On Wed, Jan 21, 2026 at 09:27:38AM -0500, Jeff Layton wrote:
> Using your definitions, stability is not a problem for Linux
> filesystems. The filehandles generally don't change after they have
> been established.

fat seems to be an exception as far as the 'real' file systems go.
And it did sound to me like some of the synthetic ones had similar
issues.

> > We'll still need a stable handles flag, and expose it to userspace
> > to avoid applications being tricked into using broken non-stable
> > file handles.  We should have caught that when they were added, but
> > didn't unfortunately.
> > 
> 
> If we assume he meant "unique handles" flag, then I think we're all
> mostly in agreement here.  As far as this patchset goes: what if we
> were to just rename EXPORT_OP_STABLE_HANDLES to
> EXPORT_OP_UNIQUE_HANDLES (and clean up the documentation), since that's
> the main issue for existing filesystems. It would be fairly simple to
> advertise handle uniqueness using statx or something.

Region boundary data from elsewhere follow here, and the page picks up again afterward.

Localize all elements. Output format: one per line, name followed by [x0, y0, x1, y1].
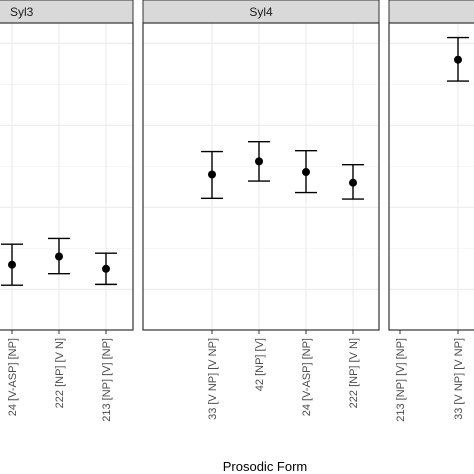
x-tick-label: 33 [V NP] [V NP]	[453, 338, 465, 420]
x-tick-label: 33 [V NP] [V NP]	[207, 338, 219, 420]
x-tick-label: 213 [NP] [V] [NP]	[395, 338, 407, 422]
data-point	[102, 264, 110, 273]
panel-border	[0, 22, 134, 331]
facet-strip	[388, 0, 474, 24]
data-point	[255, 157, 263, 166]
data-point	[55, 252, 63, 261]
panel-border	[388, 22, 474, 331]
facet-strip-label: Syl4	[249, 5, 273, 19]
x-axis-title: Prosodic Form	[223, 459, 308, 474]
facet-strip-label: Syl3	[10, 5, 34, 19]
panel-background	[0, 23, 133, 330]
facet-panel: Syl4 33 [V NP] [V NP] 42 [NP] [V] 24 [V-ASP…	[142, 0, 411, 422]
facet-panel: Syl3 24 [V-ASP] [NP] 222 [NP] [V N] 213 [NP…	[0, 0, 134, 422]
x-tick-label: 24 [V-ASP] [NP]	[301, 338, 313, 416]
x-tick-label: 24 [V-ASP] [NP]	[7, 338, 19, 416]
data-point	[454, 55, 462, 64]
data-point	[8, 260, 16, 269]
data-point	[208, 170, 216, 179]
x-tick-label: 42 [NP] [V]	[254, 338, 266, 391]
x-tick-label: 213 [NP] [V] [NP]	[101, 338, 113, 422]
data-point	[302, 168, 310, 177]
panels-layer: Syl3 24 [V-ASP] [NP] 222 [NP] [V N] 213 [NP…	[0, 0, 474, 422]
panel-background	[143, 23, 379, 330]
x-tick-label: 222 [NP] [V N]	[348, 338, 360, 408]
data-point	[349, 178, 357, 187]
panel-border	[142, 22, 380, 331]
panel-background	[389, 23, 474, 330]
facet-panel: 33 [V NP] [V NP]42 [NP] [V]	[388, 0, 474, 420]
x-tick-label: 222 [NP] [V N]	[54, 338, 66, 408]
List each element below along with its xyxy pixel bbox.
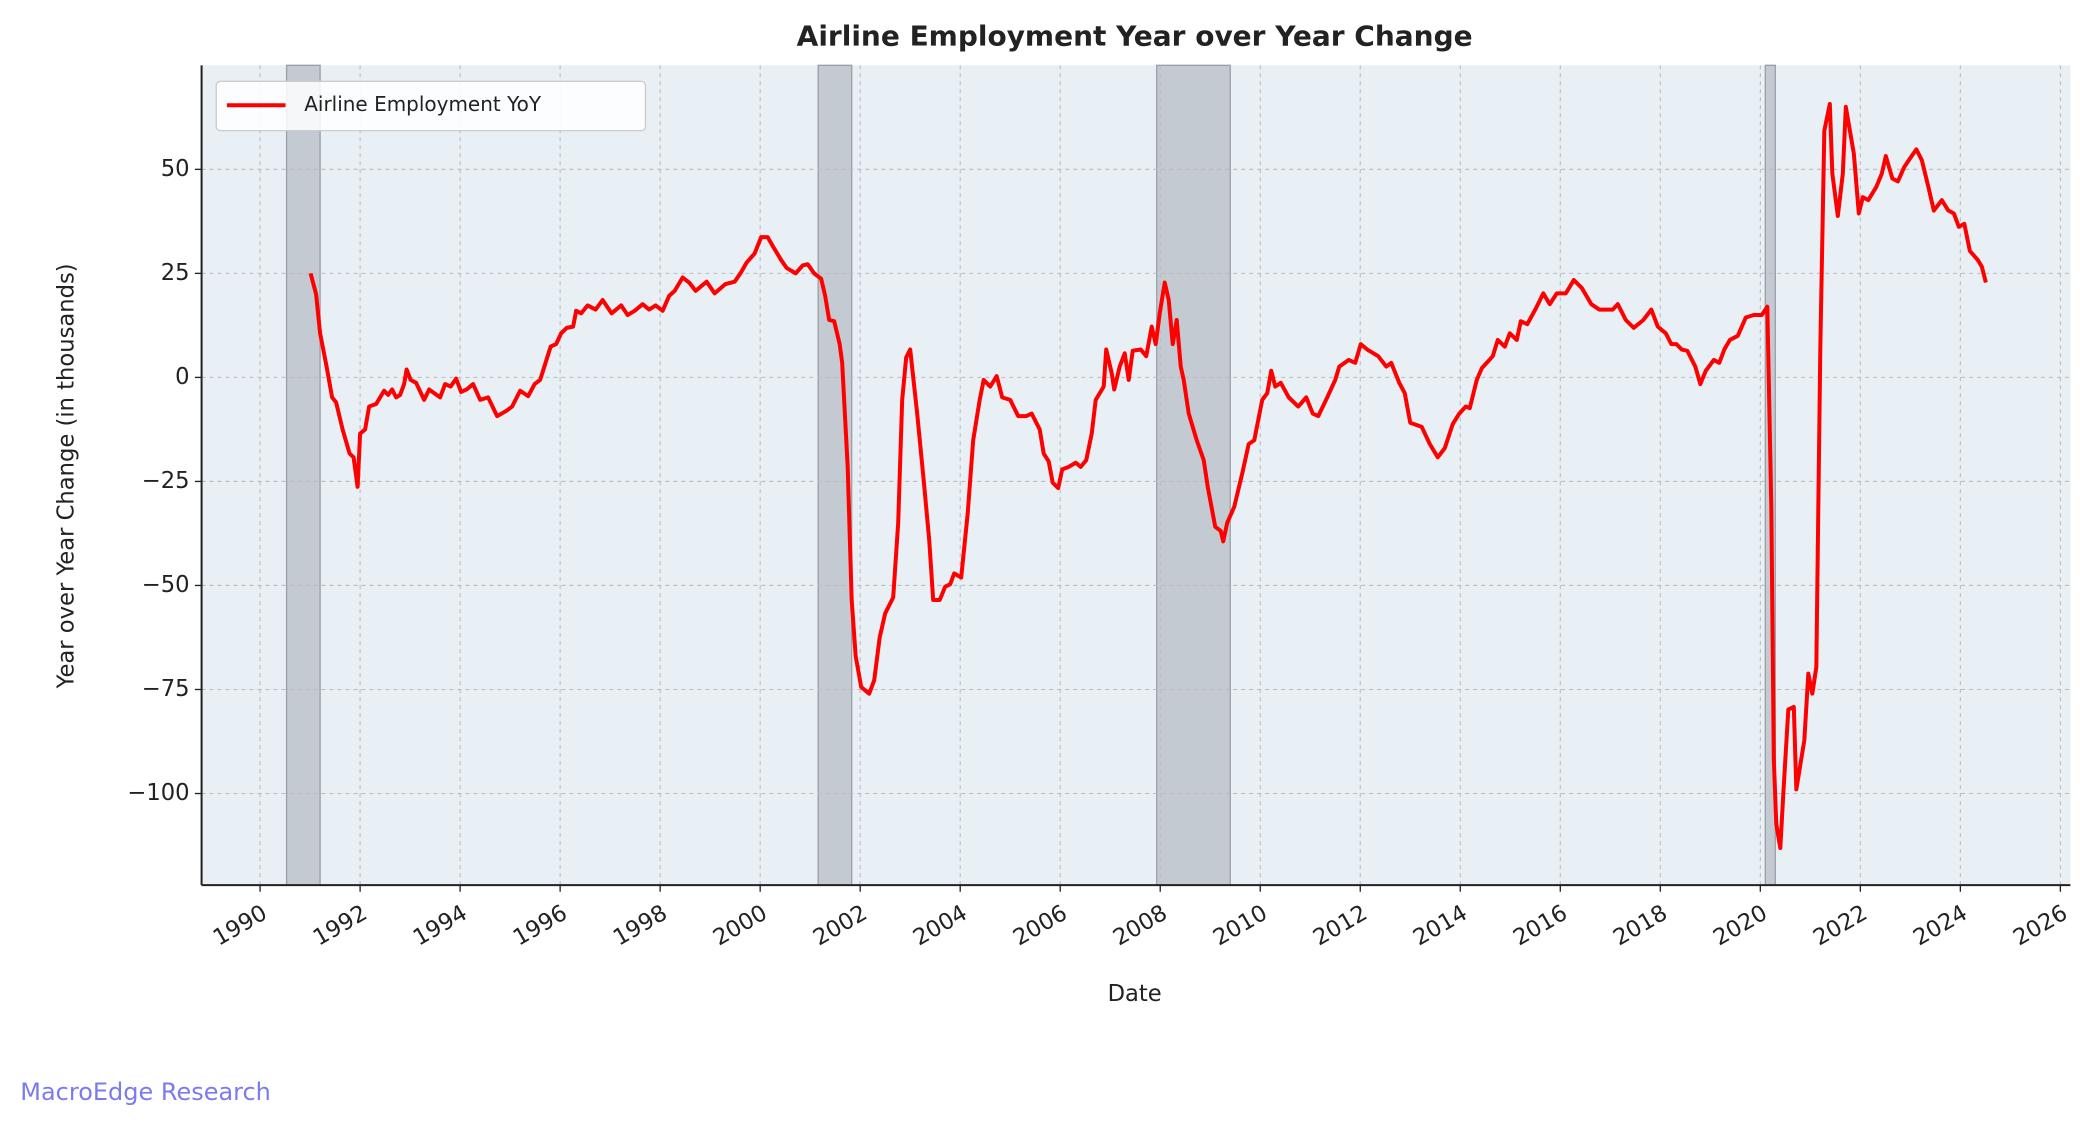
recession-shade [1156, 64, 1231, 886]
plot-area [201, 65, 2071, 886]
y-tick-label: −75 [142, 676, 190, 702]
y-tick-label: −100 [127, 780, 189, 806]
recession-shade [285, 64, 321, 886]
chart-title: Airline Employment Year over Year Change [797, 19, 1473, 52]
y-tick-label: −25 [142, 468, 190, 494]
data-line [308, 102, 1988, 851]
legend-label: Airline Employment YoY [304, 92, 542, 116]
legend-box [215, 80, 647, 132]
watermark: MacroEdge Research [20, 1078, 271, 1106]
y-tick-label: −50 [142, 572, 190, 598]
x-axis-label: Date [1108, 981, 1162, 1007]
y-tick-label: 50 [161, 156, 190, 182]
y-tick-label: 0 [175, 364, 189, 390]
y-tick-label: 25 [161, 260, 190, 286]
y-axis-label: Year over Year Change (in thousands) [53, 263, 79, 689]
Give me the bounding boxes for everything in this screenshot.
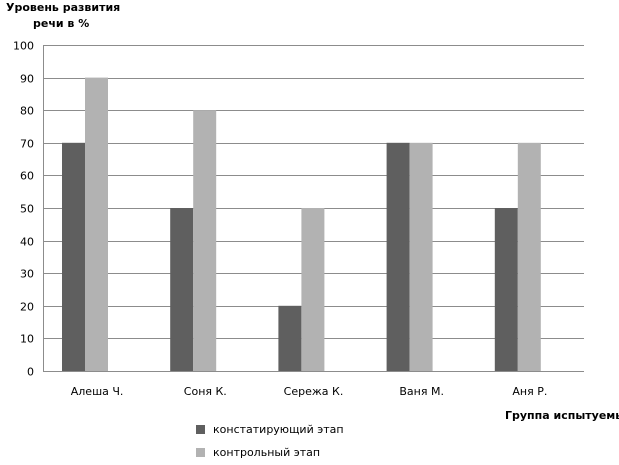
x-tick-label-2: Соня К.: [184, 385, 227, 398]
y-tick-label-50: 50: [20, 203, 34, 216]
y-tick-label-90: 90: [20, 73, 34, 86]
x-tick-label-3: Сережа К.: [284, 385, 344, 398]
x-tick-label-4: Ваня М.: [399, 385, 444, 398]
y-axis-title-line-2: речи в %: [33, 17, 90, 30]
bar-series-1-2: [170, 208, 194, 371]
bar-series-2-5: [517, 142, 541, 371]
legend-swatch-series-1: [196, 424, 205, 434]
bar-series-2-4: [409, 142, 433, 371]
legend-item-series-1: констатирующий этап: [196, 422, 344, 436]
legend-label-series-1: констатирующий этап: [213, 422, 344, 436]
y-tick-label-10: 10: [20, 333, 34, 346]
bar-series-1-3: [278, 305, 302, 371]
bar-series-1-5: [494, 208, 518, 371]
y-tick-label-80: 80: [20, 105, 34, 118]
y-tick-label-40: 40: [20, 236, 34, 249]
y-axis-title-line-1: Уровень развития: [6, 1, 121, 14]
bar-series-1-4: [386, 142, 410, 371]
bar-series-1-1: [62, 142, 85, 371]
y-tick-label-0: 0: [27, 366, 34, 379]
bar-series-2-1: [85, 77, 108, 371]
x-tick-label-1: Алеша Ч.: [71, 385, 124, 398]
bar-series-2-2: [193, 110, 217, 371]
legend-swatch-series-2: [196, 447, 205, 457]
y-tick-label-30: 30: [20, 268, 34, 281]
legend-item-series-2: контрольный этап: [196, 445, 320, 459]
y-tick-label-60: 60: [20, 170, 34, 183]
y-tick-label-20: 20: [20, 301, 34, 314]
bar-series-2-3: [301, 208, 325, 371]
x-axis-title: Группа испытуемых: [505, 409, 619, 422]
legend-label-series-2: контрольный этап: [213, 445, 321, 459]
y-tick-label-100: 100: [13, 40, 34, 53]
x-tick-label-5: Аня Р.: [512, 385, 547, 398]
y-tick-label-70: 70: [20, 138, 34, 151]
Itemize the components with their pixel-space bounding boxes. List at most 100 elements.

Unique seems to also only capture part of it, but I could absolutely
live with it, if the documentation includes all aspecs.  But maybe
use persistent as in the nfs spec?

> 
> Alternately, instead of denying access to these filesystems, we could
> just fix these filesystems to create unique handles (a'la random
> i_generation value or something similar). That should mostly prevent
> filehandles from being reusable across a reboot on these filesystems.

Do we even want to provide access to them?

> That would leave cgroupfs and the like exportable via nfsd, but as you
> point out, we can't deny export by userland servers. If people want to
> do this kind of crazy stuff, maybe we shouldn't deny them after all.

I think Amirs patch would take care of that.  Although userland nfs
servers or other storage applications using the handle syscalls would
still see them.  Then again fixing the problem that some handles
did not fulfill the long standing (but not documented well enough)
semantics probably is a good fix on it's own.